Theory

Moving averages are used as a basis for many technical indicators. A moving average is a sort of local average around a given point. In signal processing terms the moving average acts as a lowpass filter, removing high frequency "noise" from the signal.

Implementation

The signal parameter is a one dimensional array. It makes sense to use the typical price as this input.

import numpy as np

def simple_moving_average(signal, points):
    """
    Calculate the N-point simple moving average of a signal


    Inputs:
        signal: numpy array -   A sequence of price points in time
        points: int         -   The size of the moving average

    Outputs:
        moving_average:     numpy array -   The moving average at each point in the signal
    """
    moving_average = np.zeros(len(signal))

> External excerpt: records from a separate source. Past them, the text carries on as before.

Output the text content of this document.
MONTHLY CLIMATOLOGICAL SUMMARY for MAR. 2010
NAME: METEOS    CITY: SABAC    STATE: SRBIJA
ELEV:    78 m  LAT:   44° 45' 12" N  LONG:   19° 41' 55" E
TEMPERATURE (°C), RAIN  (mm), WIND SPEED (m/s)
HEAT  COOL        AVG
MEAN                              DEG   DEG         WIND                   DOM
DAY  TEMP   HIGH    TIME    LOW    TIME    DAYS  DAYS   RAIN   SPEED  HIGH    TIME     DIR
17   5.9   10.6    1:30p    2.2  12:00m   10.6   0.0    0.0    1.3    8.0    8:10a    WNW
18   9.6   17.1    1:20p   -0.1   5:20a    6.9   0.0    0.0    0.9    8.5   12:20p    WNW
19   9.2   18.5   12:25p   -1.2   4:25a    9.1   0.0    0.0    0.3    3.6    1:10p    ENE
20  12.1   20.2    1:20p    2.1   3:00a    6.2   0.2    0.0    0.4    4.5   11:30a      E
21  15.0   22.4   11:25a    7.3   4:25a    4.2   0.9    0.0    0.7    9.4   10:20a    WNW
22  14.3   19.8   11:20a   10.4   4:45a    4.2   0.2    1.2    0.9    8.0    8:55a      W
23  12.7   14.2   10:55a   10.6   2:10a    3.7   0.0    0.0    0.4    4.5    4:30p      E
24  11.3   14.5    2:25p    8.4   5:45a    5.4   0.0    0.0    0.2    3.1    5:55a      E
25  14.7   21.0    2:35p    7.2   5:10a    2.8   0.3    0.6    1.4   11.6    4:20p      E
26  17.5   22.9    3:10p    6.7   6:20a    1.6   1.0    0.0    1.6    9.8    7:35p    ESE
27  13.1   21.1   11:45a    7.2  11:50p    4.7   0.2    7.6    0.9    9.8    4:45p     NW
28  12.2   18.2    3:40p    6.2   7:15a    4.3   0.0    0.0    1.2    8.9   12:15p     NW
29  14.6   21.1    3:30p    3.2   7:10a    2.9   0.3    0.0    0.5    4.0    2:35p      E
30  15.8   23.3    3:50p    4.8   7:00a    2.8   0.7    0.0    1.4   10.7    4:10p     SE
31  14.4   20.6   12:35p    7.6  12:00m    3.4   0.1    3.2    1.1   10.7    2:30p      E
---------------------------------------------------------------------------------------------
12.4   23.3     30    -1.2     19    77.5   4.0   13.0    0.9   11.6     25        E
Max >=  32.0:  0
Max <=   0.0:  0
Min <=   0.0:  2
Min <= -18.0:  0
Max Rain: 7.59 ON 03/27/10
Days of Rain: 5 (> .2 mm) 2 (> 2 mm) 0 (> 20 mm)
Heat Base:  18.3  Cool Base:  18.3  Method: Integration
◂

    for i in range(points):
        moving_average[i] = np.sum(signal[0:i + 1])/(i+1)

    for i in range(points, len(signal)):
        moving_average[i] = np.sum(signal[i + 1 - points:i + 1])/(points)

    return moving_average

Results

Comparing the simple moving average to the typical price reveals the behaviour of the SMA: it is smoother than the typical price signal and it lags behind the typical price signal.

It is also worth comparing moving averages of different periods:

Note that the 20 point moving average is smoother than the 10 point moving average and lags even further behind the typical price.